Bank Hapoalim strike returns as branches close at noon
In a renewed pushback against a sweeping cost-cutting plan, employees at Israel’s Bank Hapoalim are taking to the picket lines again. The union representing bank workers announced that, starting from 12:00 and continuing through the end of the workday, 8,000 staff will participate in strikes that will shut down all branches across the country, including advisory centers and the main call center. In today’s action, 180 branches from the north to the south will be affected, emphasizing the breadth of the dispute.
The core dispute: job cuts and restructuring
The union dispute centers on a management plan to reduce the bank’s headcount by about 770 positions through attrition avoidance and role consolidation, along with forced relocation of hundreds of workers. Union officials say these changes will depress take-home pay, erode professional advancement, and blur career paths at a time when many employees are already handling higher workloads.

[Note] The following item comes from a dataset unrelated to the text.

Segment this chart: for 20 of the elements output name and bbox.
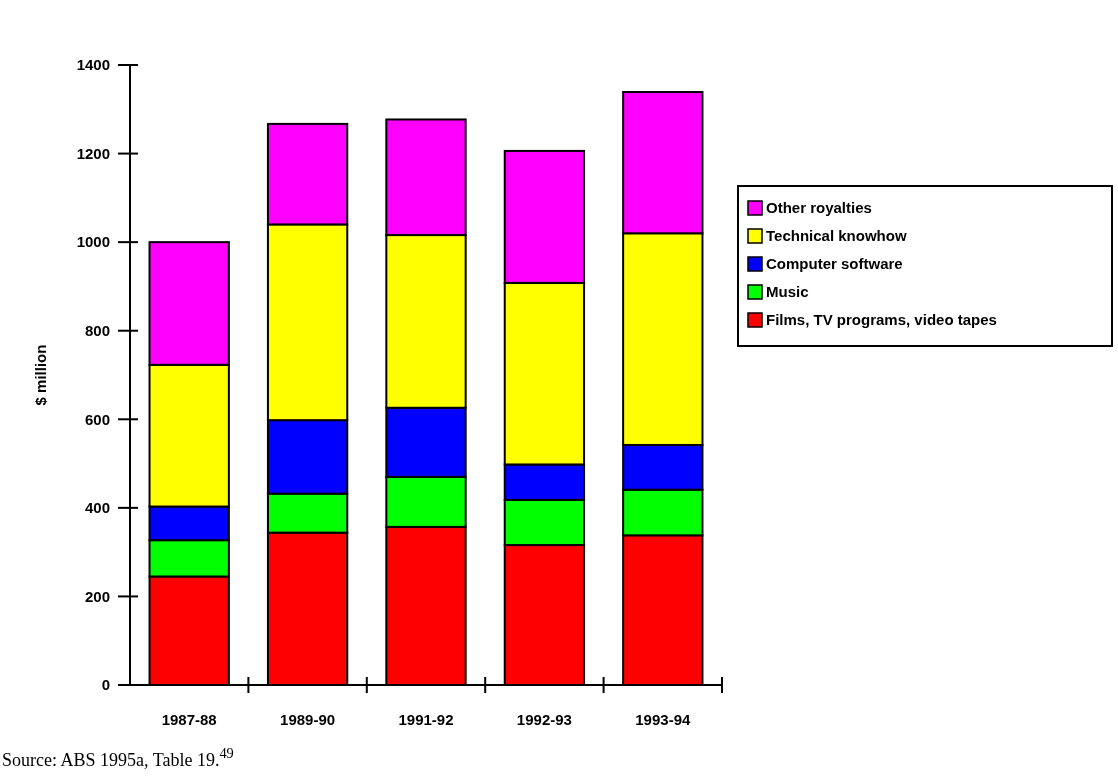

Why workers are mobilizing
The Bank Workers’ Organization argues that management has shown a pattern of ignoring employee demands and maintaining a hardline stance during negotiations. The union notes that it engaged in talks for months, but says management has dragged its feet in presenting satisfactory proposals. The protests come even as the bank reports substantial profits: about 9 billion shekels in 2024, with expectations of even stronger results in 2025.
What the cuts mean in practice
Besides eliminating or consolidating roles, the plan would relocate hundreds of staff members, potentially affecting their wages and career prospects. Critics warn that the changes could increase workloads for remaining employees and degrade service quality for customers, especially at branches and across the bank’s call center and advisory services. The union contends that the workforce is already stretched by broader structural changes implemented over recent years, and the latest move would intensify strain on daily operations.
Impact on customers and operations
With branches and support centers sidelined by the walkout, many customers may encounter longer wait times and reduced accessibility to in-person banking services. Although some routine transactions can be handled digitally, the disruption could still create noticeable frictions for clients who rely on in-branch assistance and personalized financial guidance.
What happens next
Negotiations between the union and Bank Hapoalim’s management are ongoing, but the current strike highlights a fragile bargaining environment. Industry observers will watch closely for signs of compromise or further escalation, including possible mediations or renewed warning actions. The bank has emphasized its profitability and future outlook, while workers insist on a reassessment of the plan’s impact on employment quality and career opportunities.
Takeaway for readers
The Bank Hapoalim dispute underscores a broader tension in the banking sector: large-scale efficiency drives must be weighed against employee protections and service reliability. As negotiations proceed, customers should plan for potential service interruptions and consider alternative channels where possible, while staying informed about any updates from the union and bank management.